Not all mouthwashes do the same thing, and when you use them depends partly on what you’re trying to accomplish. Cosmetic mouthwashes temporarily mask bad breath and leave a pleasant taste but don’t kill bacteria or strengthen enamel. They’re fine anytime you want fresher breath, but the effects fade quickly.

Therapeutic mouthwashes contain active ingredients like fluoride or antimicrobial compounds. These are the ones where timing and technique matter more. Look for the ADA Seal of Acceptance on the label if you want assurance that the product actually does what it claims. These are the mouthwashes worth building into a deliberate daily routine rather than using randomly.

If You Have Dry Mouth

People with chronic dry mouth need to be more careful about which mouthwash they use and when. Alcohol-based mouthwashes make dryness worse by further dehydrating the tissue in your mouth. Alcohol-free rinses designed specifically for dry mouth can be used up to five times a day, rinsing with about 15 mL for 30 seconds each time.

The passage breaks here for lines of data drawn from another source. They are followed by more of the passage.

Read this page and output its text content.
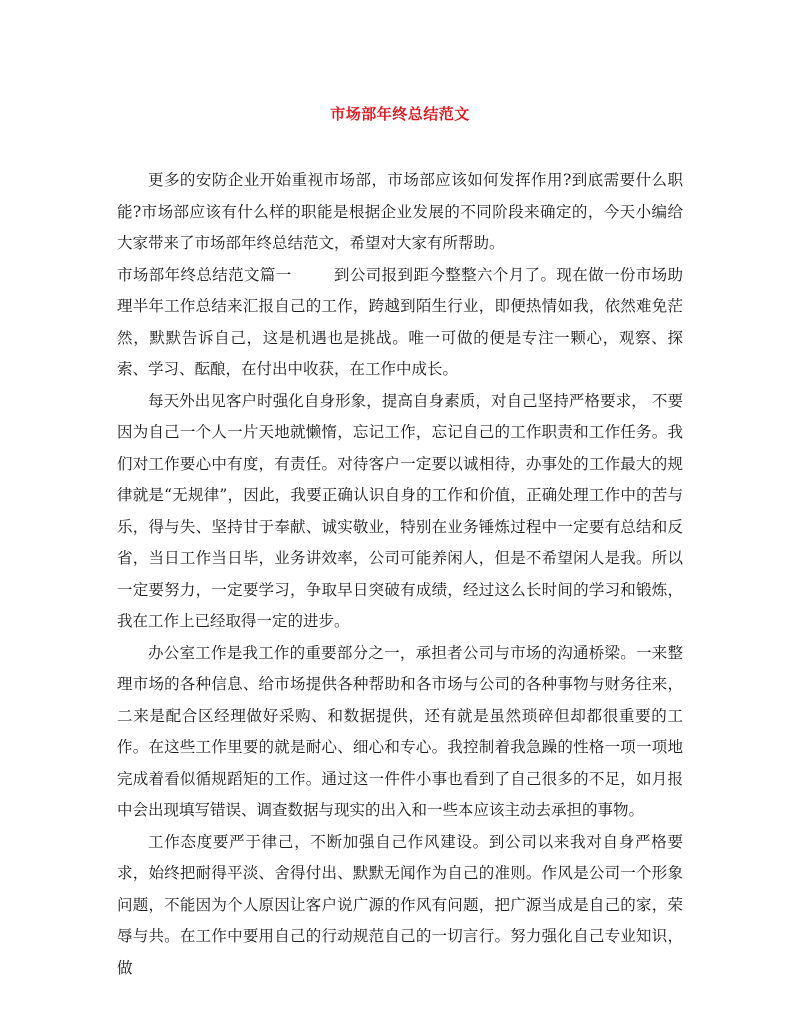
市场部年终总结范文

更多的安防企业开始重视市场部，市场部应该如何发挥作用?到底需要什么职能?市场部应该有什么样的职能是根据企业发展的不同阶段来确定的，今天小编给大家带来了市场部年终总结范文，希望对大家有所帮助。

市场部年终总结范文篇一	到公司报到距今整整六个月了。现在做一份市场助理半年工作总结来汇报自己的工作，跨越到陌生行业，即便热情如我，依然难免茫然，默默告诉自己，这是机遇也是挑战。唯一可做的便是专注一颗心，观察、探索、学习、酝酿，在付出中收获，在工作中成长。

每天外出见客户时强化自身形象，提高自身素质，对自己坚持严格要求， 不要因为自己一个人一片天地就懒惰，忘记工作，忘记自己的工作职责和工作任务。我们对工作要心中有度，有责任。对待客户一定要以诚相待，办事处的工作最大的规律就是“无规律”，因此，我要正确认识自身的工作和价值，正确处理工作中的苦与乐，得与失、坚持甘于奉献、诚实敬业，特别在业务锤炼过程中一定要有总结和反省，当日工作当日毕，业务讲效率，公司可能养闲人，但是不希望闲人是我。所以一定要努力，一定要学习，争取早日突破有成绩，经过这么长时间的学习和锻炼，我在工作上已经取得一定的进步。

办公室工作是我工作的重要部分之一，承担者公司与市场的沟通桥梁。一来整理市场的各种信息、给市场提供各种帮助和各市场与公司的各种事物与财务往来，二来是配合区经理做好采购、和数据提供，还有就是虽然琐碎但却都很重要的工作。在这些工作里要的就是耐心、细心和专心。我控制着我急躁的性格一项一项地完成着看似循规蹈矩的工作。通过这一件件小事也看到了自己很多的不足，如月报中会出现填写错误、调查数据与现实的出入和一些本应该主动去承担的事物。

工作态度要严于律己，不断加强自己作风建设。到公司以来我对自身严格要求，始终把耐得平淡、舍得付出、默默无闻作为自己的准则。作风是公司一个形象问题，不能因为个人原因让客户说广源的作风有问题，把广源当成是自己的家，荣辱与共。在工作中要用自己的行动规范自己的一切言行。努力强化自己专业知识，做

Spacing these rinses throughout the day helps compensate for low saliva production, which otherwise leaves your mouth acidic and more vulnerable to decay.

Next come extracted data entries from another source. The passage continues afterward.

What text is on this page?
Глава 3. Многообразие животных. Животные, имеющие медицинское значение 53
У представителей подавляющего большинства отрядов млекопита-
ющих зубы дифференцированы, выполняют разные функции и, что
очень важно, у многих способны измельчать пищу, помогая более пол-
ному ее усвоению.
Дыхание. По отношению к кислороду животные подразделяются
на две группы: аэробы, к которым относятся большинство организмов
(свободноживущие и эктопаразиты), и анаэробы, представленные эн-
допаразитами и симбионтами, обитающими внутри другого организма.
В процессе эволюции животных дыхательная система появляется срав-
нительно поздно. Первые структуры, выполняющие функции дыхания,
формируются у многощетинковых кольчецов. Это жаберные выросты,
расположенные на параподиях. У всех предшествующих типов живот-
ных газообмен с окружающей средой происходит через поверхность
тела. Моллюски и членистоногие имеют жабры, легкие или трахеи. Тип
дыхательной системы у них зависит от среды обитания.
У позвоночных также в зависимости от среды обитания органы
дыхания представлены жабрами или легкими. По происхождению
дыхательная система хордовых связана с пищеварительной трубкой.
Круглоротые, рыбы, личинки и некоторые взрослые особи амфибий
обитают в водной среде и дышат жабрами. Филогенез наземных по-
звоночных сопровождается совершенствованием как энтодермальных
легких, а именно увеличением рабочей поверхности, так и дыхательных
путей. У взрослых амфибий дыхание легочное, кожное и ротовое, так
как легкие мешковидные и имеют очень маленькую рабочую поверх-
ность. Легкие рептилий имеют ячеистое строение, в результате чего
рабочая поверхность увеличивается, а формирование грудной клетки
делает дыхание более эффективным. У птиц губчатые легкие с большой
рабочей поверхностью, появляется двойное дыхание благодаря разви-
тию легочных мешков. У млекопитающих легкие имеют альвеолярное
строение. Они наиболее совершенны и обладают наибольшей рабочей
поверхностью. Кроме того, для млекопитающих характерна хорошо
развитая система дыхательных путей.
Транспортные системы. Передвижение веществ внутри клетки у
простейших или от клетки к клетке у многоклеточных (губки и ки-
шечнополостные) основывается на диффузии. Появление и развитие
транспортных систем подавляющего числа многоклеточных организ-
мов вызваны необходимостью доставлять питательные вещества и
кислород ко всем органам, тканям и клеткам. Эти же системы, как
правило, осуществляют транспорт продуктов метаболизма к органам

Bedtime is especially important if you have dry mouth. Saliva production, already low during the day for people with this condition, drops even further during sleep. An alcohol-free rinse before bed provides some overnight protection.

Children and Mouthwash

Children under 6 should not use mouthwash unless a dentist specifically recommends it. Young children haven’t fully developed the swallowing reflexes needed to swish and spit reliably, and swallowing mouthwash can cause nausea, vomiting, or, in the case of alcohol-containing rinses, intoxication. Once a child can reliably spit out liquids without swallowing, they can start using a small amount of kid-friendly, alcohol-free mouthwash with supervision.

A Simple Daily Routine

Here’s what a well-timed mouthwash routine looks like in practice. Brush your teeth in the morning, spit out the toothpaste, and don’t rinse with anything. Use mouthwash after lunch or in the mid-afternoon, swishing for 30 to 60 seconds. Brush again before bed, spit, and skip the rinse. If you want a second mouthwash session, use it in the evening but wait at least 30 minutes after brushing. This approach gives you the full benefit of your toothpaste’s fluoride while still getting antimicrobial and freshening benefits from mouthwash at the times your mouth needs it most.